Alberta royalty review an opportunity to re-establish competitiveness, CAPP says

August 31, 2015

CALGARY, Alberta -- The Alberta royalty review panel should propose new rules by the end of this year to help restore investor confidence, and should consider how to make the province more attractive and competitive for the oil and natural gas investment that generates jobs and government revenues, the Canadian Association of Petroleum Producers (CAPP) said Monday.

“Many Albertans are feeling the severe impact of low oil and natural gas prices that have resulted in one of the most dramatic economic downturns in a generation,” said CAPP president and CEO Tim McMillan. “That’s why the royalty review should focus on how to re-establish Alberta as a province that is competitive with other jurisdictions. The more competitive we are, the more we can protect and grow jobs, investment and government revenues in Alberta.”

The royalty structure is an important part of Alberta’s competitiveness. An appropriate royalty structure helps attract investment, creates jobs, generates government revenue and builds communities. Alberta’s current royalty structure, put in place five years ago, has helped achieve these goals by being responsive to the ups and downs in the industry.

“While our industry did not ask for a review, now that we have one we believe it should be completed in a timely manner,” McMillan said. “A timely, open and transparent review of how to make Alberta more competitive could help to reduce market uncertainty and allow oil and natural gas companies to plan for the future. It’s important the Alberta government gets this right.” 

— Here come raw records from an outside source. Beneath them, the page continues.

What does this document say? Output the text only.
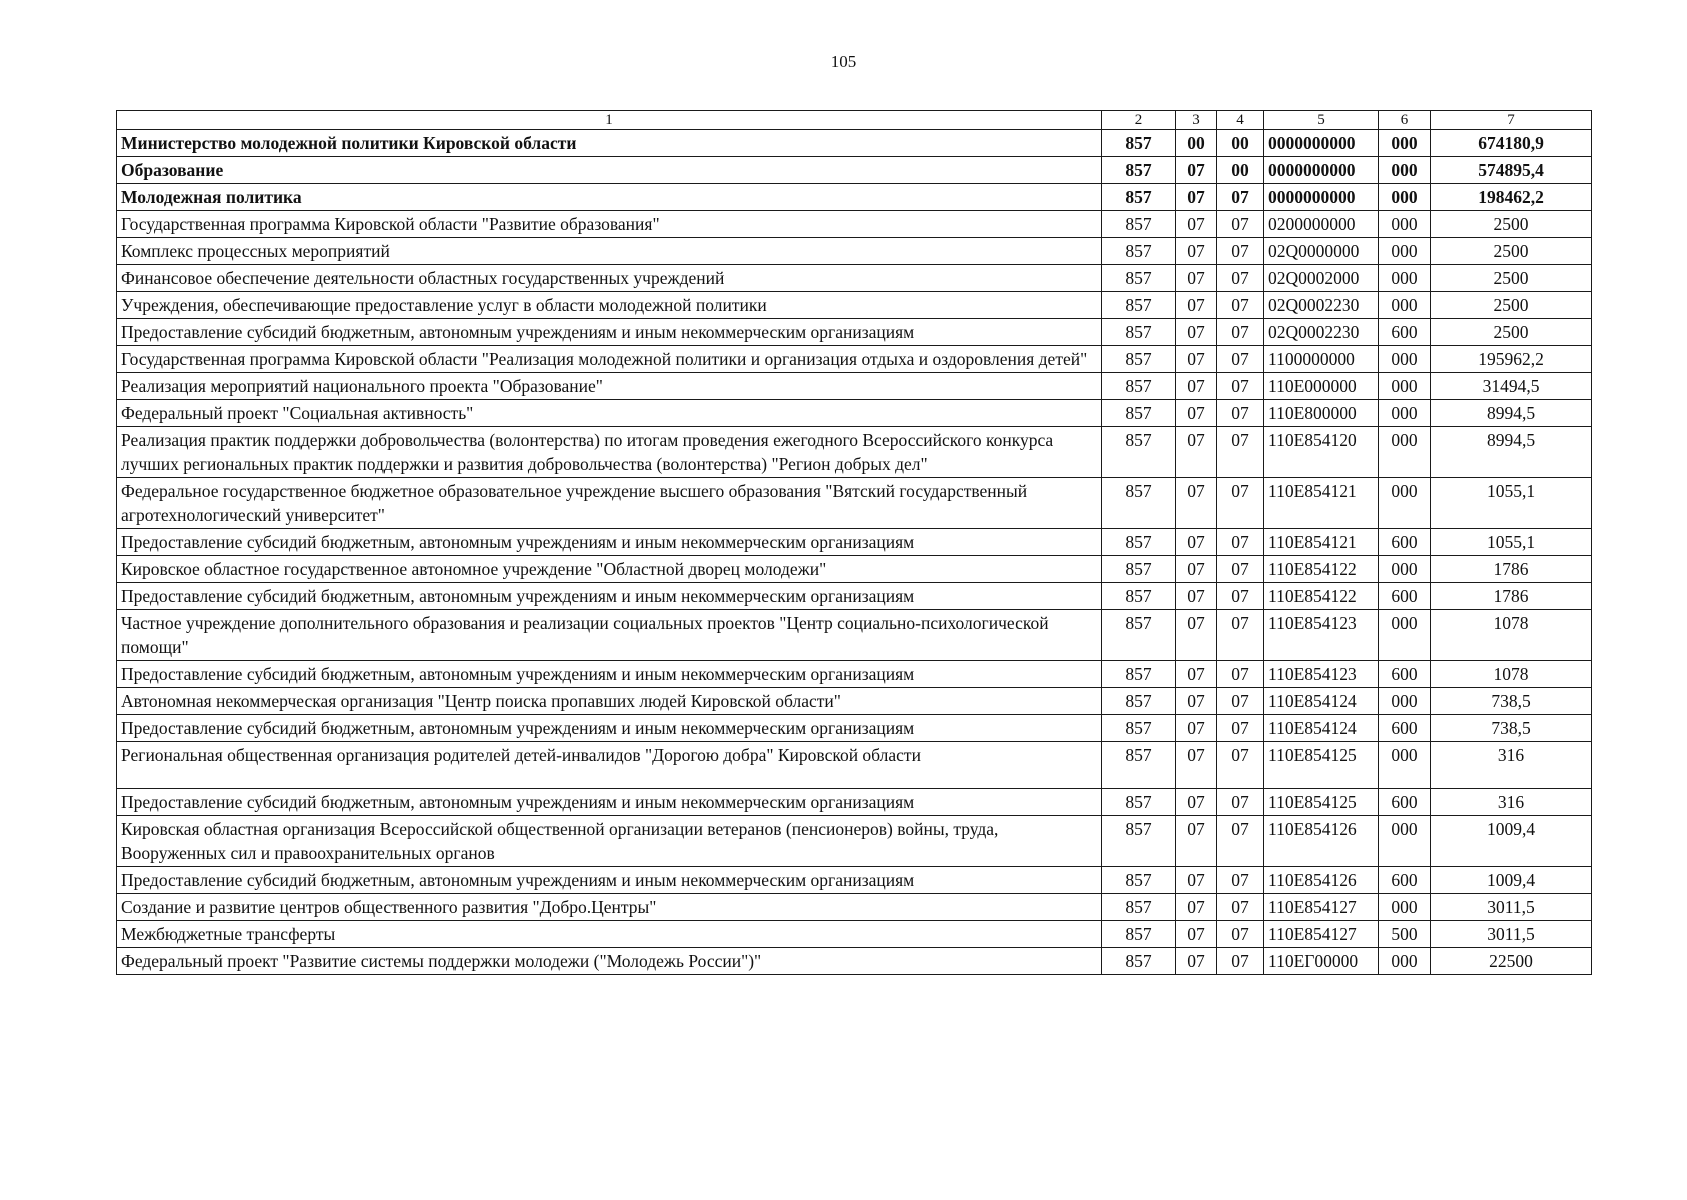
105
1	2	3	4	5	6	7
Министерство молодежной политики Кировской области	857	00	00	0000000000	000	674180,9
Образование	857	07	00	0000000000	000	574895,4
Молодежная политика	857	07	07	0000000000	000	198462,2
Государственная программа Кировской области "Развитие образования"	857	07	07	0200000000	000	2500
Комплекс процессных мероприятий	857	07	07	02Q0000000	000	2500
Финансовое обеспечение деятельности областных государственных учреждений	857	07	07	02Q0002000	000	2500
Учреждения, обеспечивающие предоставление услуг в области молодежной политики	857	07	07	02Q0002230	000	2500
Предоставление субсидий бюджетным, автономным учреждениям и иным некоммерческим организациям	857	07	07	02Q0002230	600	2500
Государственная программа Кировской области "Реализация молодежной политики и организация отдыха и оздоровления детей"	857	07	07	1100000000	000	195962,2
Реализация мероприятий национального проекта "Образование"	857	07	07	110E000000	000	31494,5
Федеральный проект "Социальная активность"	857	07	07	110E800000	000	8994,5
Реализация практик поддержки добровольчества (волонтерства) по итогам проведения ежегодного Всероссийского конкурса лучших региональных практик поддержки и развития добровольчества (волонтерства) "Регион добрых дел"	857	07	07	110E854120	000	8994,5
Федеральное государственное бюджетное образовательное учреждение высшего образования "Вятский государственный агротехнологический университет"	857	07	07	110E854121	000	1055,1
Предоставление субсидий бюджетным, автономным учреждениям и иным некоммерческим организациям	857	07	07	110E854121	600	1055,1
Кировское областное государственное автономное учреждение "Областной дворец молодежи"	857	07	07	110E854122	000	1786
Предоставление субсидий бюджетным, автономным учреждениям и иным некоммерческим организациям	857	07	07	110E854122	600	1786
Частное учреждение дополнительного образования и реализации социальных проектов "Центр социально-психологической помощи"	857	07	07	110E854123	000	1078
Предоставление субсидий бюджетным, автономным учреждениям и иным некоммерческим организациям	857	07	07	110E854123	600	1078
Автономная некоммерческая организация "Центр поиска пропавших людей Кировской области"	857	07	07	110E854124	000	738,5
Предоставление субсидий бюджетным, автономным учреждениям и иным некоммерческим организациям	857	07	07	110E854124	600	738,5
Региональная общественная организация родителей детей-инвалидов "Дорогою добра" Кировской области	857	07	07	110E854125	000	316
Предоставление субсидий бюджетным, автономным учреждениям и иным некоммерческим организациям	857	07	07	110E854125	600	316
Кировская областная организация Всероссийской общественной организации ветеранов (пенсионеров) войны, труда, Вооруженных сил и правоохранительных органов	857	07	07	110E854126	000	1009,4
Предоставление субсидий бюджетным, автономным учреждениям и иным некоммерческим организациям	857	07	07	110E854126	600	1009,4
Создание и развитие центров общественного развития "Добро.Центры"	857	07	07	110E854127	000	3011,5
Межбюджетные трансферты	857	07	07	110E854127	500	3011,5
Федеральный проект "Развитие системы поддержки молодежи ("Молодежь России")"	857	07	07	110EГ00000	000	22500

CAPP proposes the government should:

  1. Pursue policies that make Alberta competitive to attract and retain capital investment;
  2. Support development of more ways to transport oil and natural gas to customers in existing and world markets, and to access world prices; and
  3. Encourage investment in the development of high-efficiency, innovative technology.

Under current global economic conditions, oil and natural gas capital investment is down significantly, and cash flow that drives investment is at lows not seen since the late 1990s. Alberta’s share of North American capital investment has eroded steadily since 2000, dropping from about 35% to nearly 15% today.

“Raising royalties would add even more costs at a time when new government policies are already reducing the competitiveness of the oil and natural gas industry—Alberta’s No. 1 economic driver and job creator,” McMillan said. “That is why royalties should not be considered in isolation. A thorough review seeking a balanced outcome should examine all factors impacting our industry, including the cumulative costs of government policies and market access.”